From a React Form to an S3 Bucket: Closing the App-to-Infrastructure Gap
Application code and infrastructure code live in different repos, get scanned by different tools, and stay disconnected — until the bash script that bridges them quietly passes a tainted value into terraform apply -var.
Picture your internal deployment dashboard. It has a form. One of
the fields is an ACL dropdown — public-read, private,
authenticated-read. By the time that value lands in your AWS
account, every tool in your pipeline has forgotten it ever came
from a user.
That gap is what most AppSec programs miss.
The chain everyone has, nobody traces
The minimum-viable-deploy stack you ship in a year-one startup:
- A React or Vue form. The user picks
aclSetting. - A Java or Node API. Receives
@RequestBody ConfigRequest. - A bash deploy script. Got invoked via
ProcessBuilderorchild_process.exec. - Terraform or CDK. The deploy script ran
terraform apply -var "acl_setting=$1". - AWS. The resulting
aws_s3_buckethasacl = var.acl_setting.
Five layers. Three languages. One configuration setting that crosses every layer. Today, in 2026:
- Your SAST tool scans the Java code. It sees
aclSettingcome in, watches it flow intoProcessBuilder, flags “command injection”, and stops. - Your IaC linter scans
s3.tf. It seesacl = var.acl_settingand notices the value is unbounded. It might flag “ACL not validated.” - Your container scanner looks at the docker build. It scans for CVEs in base images.
- Nobody connects the React form to the S3 bucket. Three different reports, in three different dashboards, owned by three different on-call rotations.
When the bug ships — and someone selects public-read from a
poorly designed admin UI, or the form gets tampered with via CSRF,
or the dropdown gets repurposed for a different feature without
re-thinking the validation — the forensics team is usually the one
who eventually connects React to S3. After the bucket leaks. After
the post-mortem.
What it looks like when the chain is traced
Drop the engine in the repo that contains the React app, the Java
API, the bash scripts, and the Terraform module. Run
aud full --offline. Open the resulting database. There is the
trace, end to end:
SOURCE: React form aclSetting input field (entry_point)
-> HTTP boundary axios.post -> @RequestBody
-> Java service ConfigService.updateConfig(aclSetting, ...)
-> Subprocess boundary ProcessBuilder("bash", "wrapper.sh", ...)
-> Bash variable $4 -> ACL_SETTING
-> CLI boundary terraform apply -var "acl_setting=$ACL_SETTING"
-> Terraform variable variable "acl_setting" {}
-> Infrastructure flow resource "aws_s3_bucket" { acl = var.acl_setting }
SINK: AWS S3 public ACL Infrastructure Public Exposure
Every line is a named hop. Every boundary type is identified. Every file and line lives in the database. A human investigator — or an AI agent — can ask “where does this React field end up?” and get this entire chain back in one query.
The IaC sinks we recognize
| Pattern | Risk |
|---|---|
Tainted value flows into aws_s3_bucket.acl | Public Exposure |
Tainted value flows into aws_security_group CIDR | Open Network Exposure |
Wildcard "*" in an aws_iam_policy_document | Wildcard IAM |
| Resource name interpolated from user input | Resource Injection |
encrypted = false or missing encryption attribute | Unencrypted Resource |
These are not surface-level lint rules. The engine knows whether
the value reaching them is sourced from a user input two or three
layers back. A hard-coded "public-read" in a constants file is
not the same finding as aclSetting flowing in from a form, and
the trace makes the difference visible.
Coverage today: Terraform / HCL and AWS CDK (both Python
and TypeScript flavors). GitHub Actions workflows are also
indexed — workflow_dispatch inputs feed taint forward, and a PR
title that flows into a TF_VAR_* is traced just as carefully.
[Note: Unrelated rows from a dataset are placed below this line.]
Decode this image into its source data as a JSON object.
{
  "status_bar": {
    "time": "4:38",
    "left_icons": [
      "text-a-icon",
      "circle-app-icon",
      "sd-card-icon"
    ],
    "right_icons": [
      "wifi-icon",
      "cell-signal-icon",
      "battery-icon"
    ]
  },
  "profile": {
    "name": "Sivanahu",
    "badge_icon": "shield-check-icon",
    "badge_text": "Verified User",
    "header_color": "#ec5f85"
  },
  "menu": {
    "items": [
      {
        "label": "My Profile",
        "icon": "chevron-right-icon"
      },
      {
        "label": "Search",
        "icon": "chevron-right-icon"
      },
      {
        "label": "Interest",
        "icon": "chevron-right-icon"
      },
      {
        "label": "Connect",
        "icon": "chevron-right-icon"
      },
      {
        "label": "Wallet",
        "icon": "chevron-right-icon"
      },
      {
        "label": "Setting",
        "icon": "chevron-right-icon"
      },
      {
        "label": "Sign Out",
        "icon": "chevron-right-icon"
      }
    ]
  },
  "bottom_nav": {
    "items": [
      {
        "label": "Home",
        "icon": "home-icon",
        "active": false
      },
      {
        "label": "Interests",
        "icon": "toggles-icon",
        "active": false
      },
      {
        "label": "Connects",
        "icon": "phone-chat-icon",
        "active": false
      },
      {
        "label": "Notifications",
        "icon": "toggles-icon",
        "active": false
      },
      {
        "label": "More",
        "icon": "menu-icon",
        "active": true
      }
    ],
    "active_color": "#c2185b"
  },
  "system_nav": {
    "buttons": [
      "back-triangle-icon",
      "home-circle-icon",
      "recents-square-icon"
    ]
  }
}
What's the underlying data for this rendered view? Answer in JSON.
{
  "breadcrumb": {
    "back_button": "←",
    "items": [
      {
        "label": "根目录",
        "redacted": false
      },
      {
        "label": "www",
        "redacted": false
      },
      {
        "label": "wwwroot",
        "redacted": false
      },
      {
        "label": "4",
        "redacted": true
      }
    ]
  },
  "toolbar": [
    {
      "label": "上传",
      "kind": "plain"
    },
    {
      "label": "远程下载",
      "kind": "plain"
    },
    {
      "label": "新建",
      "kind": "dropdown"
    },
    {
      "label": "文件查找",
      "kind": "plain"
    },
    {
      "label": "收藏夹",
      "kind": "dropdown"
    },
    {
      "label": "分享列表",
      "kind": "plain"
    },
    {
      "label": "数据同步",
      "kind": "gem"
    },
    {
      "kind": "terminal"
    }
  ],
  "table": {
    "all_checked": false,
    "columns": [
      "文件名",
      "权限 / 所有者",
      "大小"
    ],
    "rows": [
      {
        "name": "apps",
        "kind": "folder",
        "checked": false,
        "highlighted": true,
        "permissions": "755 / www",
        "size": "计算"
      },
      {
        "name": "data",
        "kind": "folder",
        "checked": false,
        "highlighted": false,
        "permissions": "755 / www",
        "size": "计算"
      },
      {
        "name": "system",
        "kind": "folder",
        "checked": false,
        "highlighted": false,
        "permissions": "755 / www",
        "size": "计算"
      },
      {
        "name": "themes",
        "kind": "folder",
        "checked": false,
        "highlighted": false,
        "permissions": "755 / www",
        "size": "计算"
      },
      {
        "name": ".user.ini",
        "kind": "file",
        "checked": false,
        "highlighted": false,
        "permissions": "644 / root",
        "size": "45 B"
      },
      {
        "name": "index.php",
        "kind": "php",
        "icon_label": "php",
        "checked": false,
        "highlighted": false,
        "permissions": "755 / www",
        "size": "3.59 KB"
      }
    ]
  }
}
What this changes for cloud security review
Audit weeks shrink. Cross-team finger-pointing shrinks. The question stops being “is this Terraform resource configured correctly?” and becomes “is the value reaching this resource sourced from anywhere a user controls?” — which is the question that actually matters.
Static review of Terraform alone tells you the shape of the bucket. Cross-language taint tells you whether someone can reach into the bucket from the front door.
Honest disclaimers
The Terraform support traces named var.X references and the
standard top-level resource attribute set. It does not currently
execute full Terraform module / for_each / locals evaluation.
If the dangerous value reaches the sink through a complex module
composition, the chain may stop at the module boundary. The common
cases — variable in, attribute out — work today. We do not claim
to replace terraform plan.
The binary is pre-launch. We ship when the compiled artifact clears the same OWASP corpora the source already does.